The diagnosis of asthma is established based on its exacerbation. For an allergic case, the practitioner would perform an allergy test, integrating the patient’s medical history and breathing test to assess the health of the lungs and the respiratory tract (Morris, 2016). The practitioner would then prescribe medications that repress asthma triggers. This may include corticosteroids which are anti-inflammatory medications taken daily (Casale et al 2016). The practitioner may also conduct dehydration tests which would help to determine if the patient has sufficient water levels in the levels, after which the practitioner may recommend taking more fluids. For the cases of viruses, these may be tested by having a qualified or specialized practitioner conduct an epistemological test, after which antiviral medications may be prescribed to reduce the risk of asthma.
References
ALA (2019). Asthma Risk Factors. [online] American Lung Association. Available at: https://www.lung.org/lung-health-and-diseases/lung-disease-lookup/asthma/asthma-symptoms-causes-risk-factors/asthma-risk-factors.html [Accessed 28 Sep. 2019].
Casale, T. B., Tashkin, D. P., Lühmann, R., Engel, M., Moroni-Zentgraf, P., & Kerstjens, H. A. (2016). Therapy Demonstrates Reduced Risk of Severe Asthma Exacerbation and Asthma Worsening in Symptomatic Asthma, Independent of IgE or Blood Eosinophil Levels . Journal of Allergy and Clinical Immunology , 137(2), AB214.
Dougherty, R. H., & Fahy, J. V. (2009). Acute exacerbations of asthma: epidemiology, biology and the exacerbation‐prone phenotype. Clinical & Experimental Allergy , 39 (2), 193-202.
Gelb, A. F., Christenson, S. A., & Nadel, J. A. (2016). Understanding the pathophysiology of the asthma–chronic obstructive pulmonary disease overlap syndrome. Current opinion in pulmonary medicine, 22(2), 100-105.
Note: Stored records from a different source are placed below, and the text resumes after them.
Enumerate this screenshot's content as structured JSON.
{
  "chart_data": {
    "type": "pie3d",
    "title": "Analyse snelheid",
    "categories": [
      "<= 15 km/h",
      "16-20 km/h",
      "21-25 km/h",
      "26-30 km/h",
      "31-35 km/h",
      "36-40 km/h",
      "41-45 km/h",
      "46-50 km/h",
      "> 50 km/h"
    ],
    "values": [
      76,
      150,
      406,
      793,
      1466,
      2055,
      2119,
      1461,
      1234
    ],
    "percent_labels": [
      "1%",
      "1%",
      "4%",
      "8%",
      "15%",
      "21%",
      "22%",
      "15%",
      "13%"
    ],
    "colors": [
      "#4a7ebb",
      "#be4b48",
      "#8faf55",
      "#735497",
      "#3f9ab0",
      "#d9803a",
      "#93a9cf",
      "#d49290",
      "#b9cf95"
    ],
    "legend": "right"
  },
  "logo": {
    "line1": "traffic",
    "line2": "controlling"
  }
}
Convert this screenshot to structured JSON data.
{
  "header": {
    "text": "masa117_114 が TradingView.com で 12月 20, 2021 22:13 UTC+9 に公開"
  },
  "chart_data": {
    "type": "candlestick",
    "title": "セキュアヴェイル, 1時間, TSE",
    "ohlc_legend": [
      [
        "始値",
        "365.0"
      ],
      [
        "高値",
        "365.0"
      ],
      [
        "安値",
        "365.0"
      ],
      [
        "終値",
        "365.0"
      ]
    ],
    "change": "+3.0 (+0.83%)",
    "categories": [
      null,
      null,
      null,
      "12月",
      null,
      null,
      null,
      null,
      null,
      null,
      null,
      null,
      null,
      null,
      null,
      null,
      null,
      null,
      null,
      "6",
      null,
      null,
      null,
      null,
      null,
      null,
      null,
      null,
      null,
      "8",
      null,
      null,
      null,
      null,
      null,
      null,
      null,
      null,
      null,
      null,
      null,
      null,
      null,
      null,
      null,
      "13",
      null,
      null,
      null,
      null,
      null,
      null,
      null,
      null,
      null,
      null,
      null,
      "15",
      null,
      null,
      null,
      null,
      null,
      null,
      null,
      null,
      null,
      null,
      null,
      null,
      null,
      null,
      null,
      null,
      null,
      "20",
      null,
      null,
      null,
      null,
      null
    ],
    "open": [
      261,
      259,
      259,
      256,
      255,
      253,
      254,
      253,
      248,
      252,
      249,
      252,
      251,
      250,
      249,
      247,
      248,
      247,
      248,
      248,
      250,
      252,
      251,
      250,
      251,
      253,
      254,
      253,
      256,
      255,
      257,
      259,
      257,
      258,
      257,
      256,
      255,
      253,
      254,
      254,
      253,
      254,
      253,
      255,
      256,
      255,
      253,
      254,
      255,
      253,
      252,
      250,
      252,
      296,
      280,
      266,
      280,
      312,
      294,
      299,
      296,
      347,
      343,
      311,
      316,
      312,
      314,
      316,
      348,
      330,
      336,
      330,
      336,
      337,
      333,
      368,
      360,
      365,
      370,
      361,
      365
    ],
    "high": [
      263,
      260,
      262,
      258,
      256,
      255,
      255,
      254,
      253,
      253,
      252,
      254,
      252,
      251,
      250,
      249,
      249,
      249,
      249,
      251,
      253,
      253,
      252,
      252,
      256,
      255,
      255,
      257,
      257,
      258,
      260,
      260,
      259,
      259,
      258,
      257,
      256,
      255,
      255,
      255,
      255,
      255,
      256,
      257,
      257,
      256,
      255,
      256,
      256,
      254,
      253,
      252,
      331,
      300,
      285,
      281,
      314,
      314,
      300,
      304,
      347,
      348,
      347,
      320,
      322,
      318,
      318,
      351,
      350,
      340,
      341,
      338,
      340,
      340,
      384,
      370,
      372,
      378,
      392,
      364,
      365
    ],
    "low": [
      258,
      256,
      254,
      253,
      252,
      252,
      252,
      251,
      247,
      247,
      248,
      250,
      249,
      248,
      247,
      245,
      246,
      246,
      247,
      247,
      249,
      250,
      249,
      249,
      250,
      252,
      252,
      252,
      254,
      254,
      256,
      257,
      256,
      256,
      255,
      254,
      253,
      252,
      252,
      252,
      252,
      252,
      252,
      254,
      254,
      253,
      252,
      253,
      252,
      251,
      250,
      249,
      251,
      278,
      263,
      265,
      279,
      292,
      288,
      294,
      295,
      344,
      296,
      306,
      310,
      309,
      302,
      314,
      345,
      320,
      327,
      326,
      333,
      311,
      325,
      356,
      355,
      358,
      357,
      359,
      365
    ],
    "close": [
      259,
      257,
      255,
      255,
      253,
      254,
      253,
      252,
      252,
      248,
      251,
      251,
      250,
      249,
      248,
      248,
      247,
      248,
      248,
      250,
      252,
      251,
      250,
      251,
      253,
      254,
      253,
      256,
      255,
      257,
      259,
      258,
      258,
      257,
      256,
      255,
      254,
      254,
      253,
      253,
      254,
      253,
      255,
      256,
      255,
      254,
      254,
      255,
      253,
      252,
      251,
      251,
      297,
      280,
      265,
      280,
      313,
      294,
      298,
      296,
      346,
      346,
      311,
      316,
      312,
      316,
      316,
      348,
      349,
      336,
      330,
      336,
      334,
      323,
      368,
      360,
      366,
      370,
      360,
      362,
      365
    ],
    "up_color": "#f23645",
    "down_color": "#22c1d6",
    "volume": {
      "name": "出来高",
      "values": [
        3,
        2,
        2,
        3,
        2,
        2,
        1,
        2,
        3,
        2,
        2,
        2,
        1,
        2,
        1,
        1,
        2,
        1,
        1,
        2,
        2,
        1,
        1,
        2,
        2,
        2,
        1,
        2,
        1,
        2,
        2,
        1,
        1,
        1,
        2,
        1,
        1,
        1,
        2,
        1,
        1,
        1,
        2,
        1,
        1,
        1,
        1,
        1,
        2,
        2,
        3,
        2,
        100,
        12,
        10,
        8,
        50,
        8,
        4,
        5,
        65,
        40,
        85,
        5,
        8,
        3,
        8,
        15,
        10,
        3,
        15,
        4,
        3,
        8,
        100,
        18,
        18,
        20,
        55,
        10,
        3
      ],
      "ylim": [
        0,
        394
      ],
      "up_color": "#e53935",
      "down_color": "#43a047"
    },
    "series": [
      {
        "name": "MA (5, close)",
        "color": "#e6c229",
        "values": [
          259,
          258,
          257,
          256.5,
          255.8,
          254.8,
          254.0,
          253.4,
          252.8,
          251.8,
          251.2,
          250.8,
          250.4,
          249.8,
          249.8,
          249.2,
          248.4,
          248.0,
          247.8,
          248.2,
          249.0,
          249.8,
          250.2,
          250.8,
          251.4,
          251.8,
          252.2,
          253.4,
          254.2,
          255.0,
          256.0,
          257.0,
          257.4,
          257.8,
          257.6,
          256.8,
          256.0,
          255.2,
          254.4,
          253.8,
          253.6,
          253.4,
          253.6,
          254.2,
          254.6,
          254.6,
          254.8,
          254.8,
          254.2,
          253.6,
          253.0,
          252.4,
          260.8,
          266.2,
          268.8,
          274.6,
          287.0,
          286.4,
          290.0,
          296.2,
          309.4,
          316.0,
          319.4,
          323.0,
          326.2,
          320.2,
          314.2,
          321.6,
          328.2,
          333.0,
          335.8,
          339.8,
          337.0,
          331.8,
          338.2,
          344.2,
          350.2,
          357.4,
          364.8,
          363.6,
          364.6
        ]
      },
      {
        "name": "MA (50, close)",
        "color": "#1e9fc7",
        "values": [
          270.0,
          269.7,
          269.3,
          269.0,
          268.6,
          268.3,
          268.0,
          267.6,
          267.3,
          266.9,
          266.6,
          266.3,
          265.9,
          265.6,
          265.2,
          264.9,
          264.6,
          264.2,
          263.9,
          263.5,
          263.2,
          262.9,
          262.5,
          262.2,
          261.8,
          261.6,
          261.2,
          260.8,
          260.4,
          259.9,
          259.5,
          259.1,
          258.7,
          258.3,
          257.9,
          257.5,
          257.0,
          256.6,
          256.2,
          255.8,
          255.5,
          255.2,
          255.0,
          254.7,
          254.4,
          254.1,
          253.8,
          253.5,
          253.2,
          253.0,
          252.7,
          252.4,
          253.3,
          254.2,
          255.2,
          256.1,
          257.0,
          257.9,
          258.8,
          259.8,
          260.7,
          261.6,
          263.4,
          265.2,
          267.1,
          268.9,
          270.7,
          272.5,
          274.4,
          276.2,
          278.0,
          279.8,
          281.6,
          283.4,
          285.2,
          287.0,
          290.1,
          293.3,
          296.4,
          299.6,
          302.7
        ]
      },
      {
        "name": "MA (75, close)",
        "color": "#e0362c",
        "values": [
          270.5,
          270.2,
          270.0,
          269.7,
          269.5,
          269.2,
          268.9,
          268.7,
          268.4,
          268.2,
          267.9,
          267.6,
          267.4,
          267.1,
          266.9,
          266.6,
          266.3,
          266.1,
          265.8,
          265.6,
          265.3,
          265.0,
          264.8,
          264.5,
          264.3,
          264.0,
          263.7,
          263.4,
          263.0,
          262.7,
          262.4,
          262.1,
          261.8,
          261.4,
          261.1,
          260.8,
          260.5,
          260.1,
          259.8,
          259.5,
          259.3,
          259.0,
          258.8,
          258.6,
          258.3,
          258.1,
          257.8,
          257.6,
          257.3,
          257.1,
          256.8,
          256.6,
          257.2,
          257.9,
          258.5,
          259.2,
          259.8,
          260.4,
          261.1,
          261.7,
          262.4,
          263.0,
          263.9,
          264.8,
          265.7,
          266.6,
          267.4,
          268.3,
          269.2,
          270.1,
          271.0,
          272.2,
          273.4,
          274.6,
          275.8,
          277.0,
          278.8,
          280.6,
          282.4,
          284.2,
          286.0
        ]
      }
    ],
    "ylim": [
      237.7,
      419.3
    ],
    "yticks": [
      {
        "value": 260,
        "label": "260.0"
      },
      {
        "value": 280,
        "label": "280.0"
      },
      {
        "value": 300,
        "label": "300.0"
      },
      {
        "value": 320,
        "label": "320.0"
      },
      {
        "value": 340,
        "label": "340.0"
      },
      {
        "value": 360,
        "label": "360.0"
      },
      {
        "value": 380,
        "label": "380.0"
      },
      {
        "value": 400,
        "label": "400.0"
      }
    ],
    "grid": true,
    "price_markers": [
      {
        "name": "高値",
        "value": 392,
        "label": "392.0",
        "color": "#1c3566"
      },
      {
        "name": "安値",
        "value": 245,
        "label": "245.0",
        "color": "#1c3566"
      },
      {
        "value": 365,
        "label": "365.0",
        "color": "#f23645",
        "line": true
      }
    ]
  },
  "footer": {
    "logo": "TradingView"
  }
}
Morris, M. (2016). Drugs and Diseases: Pulmonology. Medscape. Retrieved from: emedicine.medscape.com/article/296301-overview
Walsh, C. G., Sills, M. R., & Arnold, D. H. (2017). Time-dependent severity change during treatment of pediatric patients hospitalized for acute asthma exacerbations. Annals of Allergy, Asthma & Immunology , 118(2), 226-227.